Letzte Woche klickte ich mich, mal wieder, durch das Angebot der von mir abonnierten Streamingdienste, auf der Suche nach etwas, das mich ansprach. Das Problem, wie so oft in letzter Zeit: Nichts sprach mich an. Nicht einmal die Dinge, die auf meiner To-Watch-Liste standen. Vor allem nicht die. Es ist das gleiche Gefühl, wie wenn man vor dem gut gefüllten Kleiderschrank steht und nichts zu anziehen hat. Ja, es sind zwar genug Klamotten da, aber nichts entspricht dem, wie ich mich gerade fühle. Meine Rettung in den Momenten, in denen Netflix & Co in meinen (verwöhnten) Augen nichts, aber auch gar nichts zu bieten haben, sind die Mediatheken der Öffentlich-Rechtlichen. Ich weiß nicht genau, woran das liegt, schließlich handelt es sich dabei irgendwie auch nur um weitere Streamingangebote, die mit einer Flut von Filmen, Serien und Dokus locken. Trotzdem finde ich hier in Augenblicken der Unentschlossenheit mit größerer Wahrscheinlichkeit etwas, das ich sehen möchte. Hier kommt eine Auswahl dessen, was ich in den letzten Tagen geguckt habe, oder noch gucken will.
Die schönen Tage (Arte)
Die schönen Tage habe ich damals sogar im Kino gesehen – und konnte es nicht fassen, als in einer Szene das billige Hotel in Lille auftaucht, in dem meine Eltern wohnten, wenn sie mich dort während meines Studiums besuchten. Formule 1, ein absoluter Klassiker. Der wahre Klassiker in dieser französischen Romanze (Regie und Drehbuch: Marion Vernoux) ist natürlich Fanny Ardant.
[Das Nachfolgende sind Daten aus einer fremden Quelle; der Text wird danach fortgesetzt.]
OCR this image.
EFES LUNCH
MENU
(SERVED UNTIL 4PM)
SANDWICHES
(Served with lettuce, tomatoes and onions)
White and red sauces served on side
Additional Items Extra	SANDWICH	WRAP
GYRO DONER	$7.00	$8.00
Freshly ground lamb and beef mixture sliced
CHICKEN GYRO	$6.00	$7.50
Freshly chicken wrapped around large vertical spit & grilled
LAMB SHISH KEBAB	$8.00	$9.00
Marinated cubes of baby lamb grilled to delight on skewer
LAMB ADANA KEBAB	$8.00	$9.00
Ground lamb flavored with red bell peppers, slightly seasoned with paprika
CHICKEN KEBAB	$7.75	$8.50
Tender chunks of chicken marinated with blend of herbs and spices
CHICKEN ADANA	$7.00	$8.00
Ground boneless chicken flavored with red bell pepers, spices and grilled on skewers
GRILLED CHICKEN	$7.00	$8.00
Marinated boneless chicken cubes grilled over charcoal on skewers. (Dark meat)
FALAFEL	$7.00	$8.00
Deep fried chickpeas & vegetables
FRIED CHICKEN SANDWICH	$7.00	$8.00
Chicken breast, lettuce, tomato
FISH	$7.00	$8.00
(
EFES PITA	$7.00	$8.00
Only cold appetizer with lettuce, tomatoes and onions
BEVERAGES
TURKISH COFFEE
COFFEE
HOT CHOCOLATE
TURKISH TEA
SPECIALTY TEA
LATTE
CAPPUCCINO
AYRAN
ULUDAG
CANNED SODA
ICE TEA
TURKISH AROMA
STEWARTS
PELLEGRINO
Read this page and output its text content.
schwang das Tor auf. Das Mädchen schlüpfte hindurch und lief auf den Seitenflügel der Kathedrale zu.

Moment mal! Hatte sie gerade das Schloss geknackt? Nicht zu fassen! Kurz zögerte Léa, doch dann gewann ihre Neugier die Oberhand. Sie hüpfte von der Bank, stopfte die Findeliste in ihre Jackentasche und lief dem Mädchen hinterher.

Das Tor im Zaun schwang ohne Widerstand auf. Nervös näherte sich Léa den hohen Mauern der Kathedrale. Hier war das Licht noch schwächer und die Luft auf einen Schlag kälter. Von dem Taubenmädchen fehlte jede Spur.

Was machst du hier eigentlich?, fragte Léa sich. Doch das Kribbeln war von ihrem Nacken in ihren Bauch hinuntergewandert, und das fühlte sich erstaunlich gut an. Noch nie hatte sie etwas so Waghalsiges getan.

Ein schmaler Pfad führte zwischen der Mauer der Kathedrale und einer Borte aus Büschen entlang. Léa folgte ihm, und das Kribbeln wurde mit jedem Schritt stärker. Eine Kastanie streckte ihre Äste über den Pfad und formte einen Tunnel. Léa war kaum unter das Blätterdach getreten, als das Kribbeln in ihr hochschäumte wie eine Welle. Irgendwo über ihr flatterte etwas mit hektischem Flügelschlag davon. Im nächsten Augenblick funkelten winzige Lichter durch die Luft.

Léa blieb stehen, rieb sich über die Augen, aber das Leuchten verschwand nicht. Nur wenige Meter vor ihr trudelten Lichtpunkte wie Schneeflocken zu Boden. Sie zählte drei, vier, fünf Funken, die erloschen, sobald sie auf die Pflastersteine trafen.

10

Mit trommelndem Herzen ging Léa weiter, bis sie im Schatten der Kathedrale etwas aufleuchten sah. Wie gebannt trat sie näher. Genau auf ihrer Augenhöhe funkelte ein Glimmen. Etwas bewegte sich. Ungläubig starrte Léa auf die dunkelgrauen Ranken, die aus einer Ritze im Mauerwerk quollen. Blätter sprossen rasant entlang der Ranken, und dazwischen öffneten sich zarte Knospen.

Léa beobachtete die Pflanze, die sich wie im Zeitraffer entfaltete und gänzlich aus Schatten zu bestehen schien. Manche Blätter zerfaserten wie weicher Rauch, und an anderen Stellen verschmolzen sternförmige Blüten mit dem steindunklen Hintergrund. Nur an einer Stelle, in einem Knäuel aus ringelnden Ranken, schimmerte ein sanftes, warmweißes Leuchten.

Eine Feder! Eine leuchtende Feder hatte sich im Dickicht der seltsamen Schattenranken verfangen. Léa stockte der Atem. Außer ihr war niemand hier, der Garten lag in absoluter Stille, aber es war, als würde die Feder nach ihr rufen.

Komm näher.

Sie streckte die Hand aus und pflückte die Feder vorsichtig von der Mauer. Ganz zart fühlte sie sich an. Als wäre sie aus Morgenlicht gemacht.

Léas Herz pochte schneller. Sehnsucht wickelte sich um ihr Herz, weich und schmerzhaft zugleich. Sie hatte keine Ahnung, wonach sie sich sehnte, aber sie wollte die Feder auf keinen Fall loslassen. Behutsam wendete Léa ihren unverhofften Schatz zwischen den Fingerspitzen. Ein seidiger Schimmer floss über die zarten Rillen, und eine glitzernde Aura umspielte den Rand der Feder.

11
Französische Filme schaue ich mir am liebsten im Original an, aber ich muss gestehen, dass ich 8 Frauen, in dem Ardant mitspielt, immer nur auf Deutsch gucke – weil Ardant darin von Hannelore Elsner synchronisiert wird, eine perfekte Kombination. Aber zurück zu Die schönen Tage: Darin spielt Ardant eine Frau im – wie sagt man so schön – besten Alter, die sich an einem Wendepunkt befindet. Nach dem Tod ihrer besten Freundin gibt Suzanne (Ardant) ihren Beruf als Zahnärztin auf, tritt einem Senior*innen-Freizeitclub namens Les beaux jours bei und beginnt eine Affäre mit einem jüngeren Mann. Dadurch entfremdet sie sich immer mehr von ihrem Mann Philippe und muss entscheiden, wie ihre Zukunft aussehen soll. Wie schön das ist, einer nicht mehr jungen Frau dabei zuzusehen, wie sie etwas Neues wagt, sich neu entdeckt. Und dabei nicht auf Midlife-Crisis-Klischees reduziert wird.
(Film verfügbar bis 18.05.2021)
In Therapie (Arte)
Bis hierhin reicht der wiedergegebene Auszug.